Guest Post: Ready Set Recover

About-UsHaving surgery is traumatic. Emotionally, there can be tremendous uncertainty and fear. But what if during this time when so much is happening, you could take control and help yourself get back to better?

My friends Marjorie Nass and Heather Campbell have created an awesome program that can help you do just that. Their program— Ready Set Recover—helps patients take positive actions to go through this mentally and physically stressful process in a better way.

Here is a guest post from Marjorie and Heather telling you about what their program can offer you.


Sometimes, no matter how you’ve taken positive actions, surgery is necessary. Your surgeon says:

• Here’s how I am going to fix this.
• You, patient, just need to stop eating after midnight the night before, get someone to pick you up and it will take time to recover.
• See you the day of surgery.

But you know from that when you take actions to create greater alignment, there can less pain and more ease. The same is true during surgery.
When surgery patients take actions around the emotional, physical and community aspects of surgery, they can transform themselves from surgery patients to Surgery Participants and ultimately, help themselves get back to better.

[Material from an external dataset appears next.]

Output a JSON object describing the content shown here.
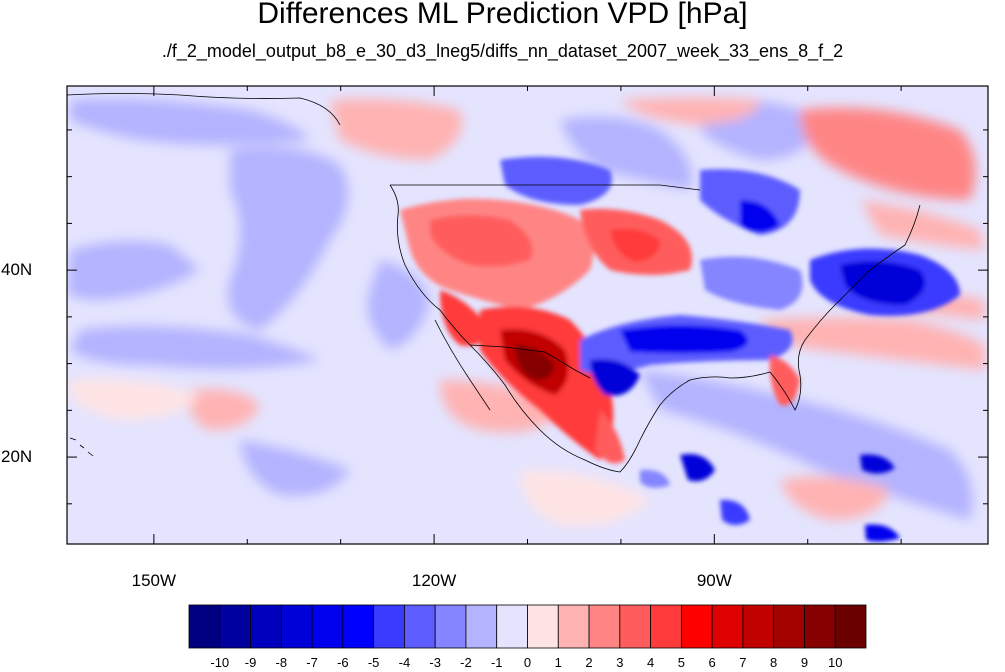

What’s an example? Let’s look at Your Surgery Story. When you have surgery, you tell people. Either because you have to or you want to, you will say Your Surgery Story out loud over and over again. And each time you say it, you hear it too and that story affects your mind and your body.

ready set

How you frame your story frames everything. Your words can either feel like a saber tooth tiger chasing you and creating panic throughout your body or like an inspirational best seller reminding you of the possibility of happy endings.

Which version of Your Surgery Story do you want to choose?

You see the downward spiral that a negative story can create – literally changing the chemical makeup of your body and making it harder to heal. Instead you want to bring positivity to the process as much as possible. Optimistic thoughts and beliefs facilitate healing. So, how do you write Your Surgery Story?

• You are the main character – make yourself a superhero if you want!
• Use positive language.
• If the technical name or medical jargon frightens you, don’t use it. Say you have an issue, a problem, or a conundrum that’s being fixed.
• Keep the plot line simple. You will be repeating your story again and again so don’t make it more complicated than you want to get into.
• Who are your supporting characters? Your surgeon? Friends and family? Do they give you confidence and strength? Great. Say that out loud!

This is your story and no one else’s. Don’t let it be a saber tooth tiger that you created! Instead, make it a positive best seller that gives you good dreams and a happy ending; a story that helps you throughout your surgery and recovery instead of hurting you.